11:28 This is surprisingly intense so far in Kabul but no goals and almost no fouls – until now. The Afghan number 10 appears surprised at his own impoliteness. The Afghans have a pretty loud 12th player, but he’s no use – the Afghan assault on the left flank is bogged down by the Soviet defense. The Shuravi seem to have learned a thing or two about defending themselves.
11:27 – The Afghan number 6 strikes, and a Soviet defender almost cuts the ball into his own goal, but is saved by the goalie. A nice comeback from the Shuravi, but the Afghan defense sends the ball over the seats before they can land a shot. Corner.
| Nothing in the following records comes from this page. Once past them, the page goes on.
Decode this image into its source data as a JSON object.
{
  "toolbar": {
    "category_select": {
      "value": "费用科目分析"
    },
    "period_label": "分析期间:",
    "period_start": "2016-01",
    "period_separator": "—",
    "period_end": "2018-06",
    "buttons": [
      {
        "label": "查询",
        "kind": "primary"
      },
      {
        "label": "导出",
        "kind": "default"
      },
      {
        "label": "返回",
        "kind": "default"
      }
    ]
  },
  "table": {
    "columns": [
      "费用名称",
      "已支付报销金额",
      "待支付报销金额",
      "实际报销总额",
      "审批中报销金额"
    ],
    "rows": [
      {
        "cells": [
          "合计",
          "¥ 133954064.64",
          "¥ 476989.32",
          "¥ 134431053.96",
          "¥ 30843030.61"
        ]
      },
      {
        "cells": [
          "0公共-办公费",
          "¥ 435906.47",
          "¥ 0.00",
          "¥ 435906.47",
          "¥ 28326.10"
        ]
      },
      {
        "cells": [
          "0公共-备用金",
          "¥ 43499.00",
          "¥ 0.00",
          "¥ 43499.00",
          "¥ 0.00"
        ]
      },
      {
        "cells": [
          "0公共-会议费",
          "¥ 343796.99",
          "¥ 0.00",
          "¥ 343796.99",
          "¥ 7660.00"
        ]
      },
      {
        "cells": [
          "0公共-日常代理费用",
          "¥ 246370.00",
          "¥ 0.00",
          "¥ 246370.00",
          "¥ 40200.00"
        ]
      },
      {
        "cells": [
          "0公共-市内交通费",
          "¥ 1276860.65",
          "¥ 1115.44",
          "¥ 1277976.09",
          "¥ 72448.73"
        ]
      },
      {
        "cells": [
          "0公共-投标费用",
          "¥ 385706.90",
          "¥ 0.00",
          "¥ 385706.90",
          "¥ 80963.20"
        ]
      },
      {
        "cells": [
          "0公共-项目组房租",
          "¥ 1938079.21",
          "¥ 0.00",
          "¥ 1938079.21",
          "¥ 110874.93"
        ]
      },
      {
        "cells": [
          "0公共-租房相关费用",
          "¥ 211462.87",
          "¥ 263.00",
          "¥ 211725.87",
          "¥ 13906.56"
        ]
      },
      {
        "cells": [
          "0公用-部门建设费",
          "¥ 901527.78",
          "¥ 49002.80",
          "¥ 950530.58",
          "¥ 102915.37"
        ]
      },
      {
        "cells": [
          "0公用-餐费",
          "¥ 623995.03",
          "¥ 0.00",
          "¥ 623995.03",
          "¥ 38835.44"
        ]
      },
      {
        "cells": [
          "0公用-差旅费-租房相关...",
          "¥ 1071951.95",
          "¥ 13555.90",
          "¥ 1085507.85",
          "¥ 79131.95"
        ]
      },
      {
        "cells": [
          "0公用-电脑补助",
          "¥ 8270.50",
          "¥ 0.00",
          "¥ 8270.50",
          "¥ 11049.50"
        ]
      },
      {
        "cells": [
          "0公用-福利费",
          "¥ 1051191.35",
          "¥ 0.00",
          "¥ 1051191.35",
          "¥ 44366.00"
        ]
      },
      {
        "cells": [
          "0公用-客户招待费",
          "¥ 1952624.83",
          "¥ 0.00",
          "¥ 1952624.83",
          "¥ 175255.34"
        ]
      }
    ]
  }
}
11:26 – Afghans get a freekick just outside the Soviet goalbox.
11:25 – The goalie, Ildar Galenutdanov, is from Bashkiria, which provided about half of the Soviet lineup. He was good in pre-game training, but this time, he waited just a bit too long before leaving the goalbox.
11:22 – And the Soviets are down to 10 after the goalkeeper grabs the ball outside the goalbox to prevent what would otherwise have been a one-on-one. Red card.
11:20 – The Soviet had a clear shot at the goal, but the Afghan goalkeeper blocks it and launches a counterattack that is ended by another elegant tackle by the Soviet number 19.
11:18 – A brilliant tackle from the Soviet number 3 stops what could be a two-on-one attack by the Afghans. The audience is still appreciative.
11:16 – That was close, twice, for the Soviet team! First a free kick goes straight for goal, but is blocked by the goalkeeper, and then an attempt to prolong the attack ends with an off-the-mark shot.
11:14 – The Soviet defense prevents the Afghan attacker from getting a ball in the goalbox, but commit an offense some 20 meters from the goalpost.
11:13 – A foul, though a pretty good-natured. The free kick launches another Shuravi offense, but number 10’s shot flies 10 meters above the crossbar.
11:12 – First strike by the Soviets, but the ball goes wide off the mark. The Shuravi dominate so far.
11:11 – The Soviets strike back, but the prospective one-on-one is cut short by the goalkeeper who gets to the ball before the Soviet number 10.
11:10 – First dangerous moment for the Soviets – they miss the Afghan striker in the goalbox. Good thing for them he missed the ball.
11:08 – And they’re off. Shuravi have the ball and start of with an attack that ends up mired in the Afghan defense.
The Shuravi do a sort of pre-game battle cry. The Afghans are just warming up.
There’s about 100-200 spectators in the stadium – both sexes, all ages, full of enthusiasm, many speaking good English. They say there was almost no pre-game publicity, otherwise the stadium would have been packed to capacity – about 5,000. Football is very popular in Afghanistan, and the Shuravi attract a great deal of curiosity (but no fear).
The teams are lined up for the pre-game phootoshoot and a round of shaking hands with the governor of Panjshir Province and other officials. The Shuravis are playing in white, the Afghans in red.
Updated changing headline from “Soviet Veterans VS Afghan Team- LIVE From Kabul” after the game ended.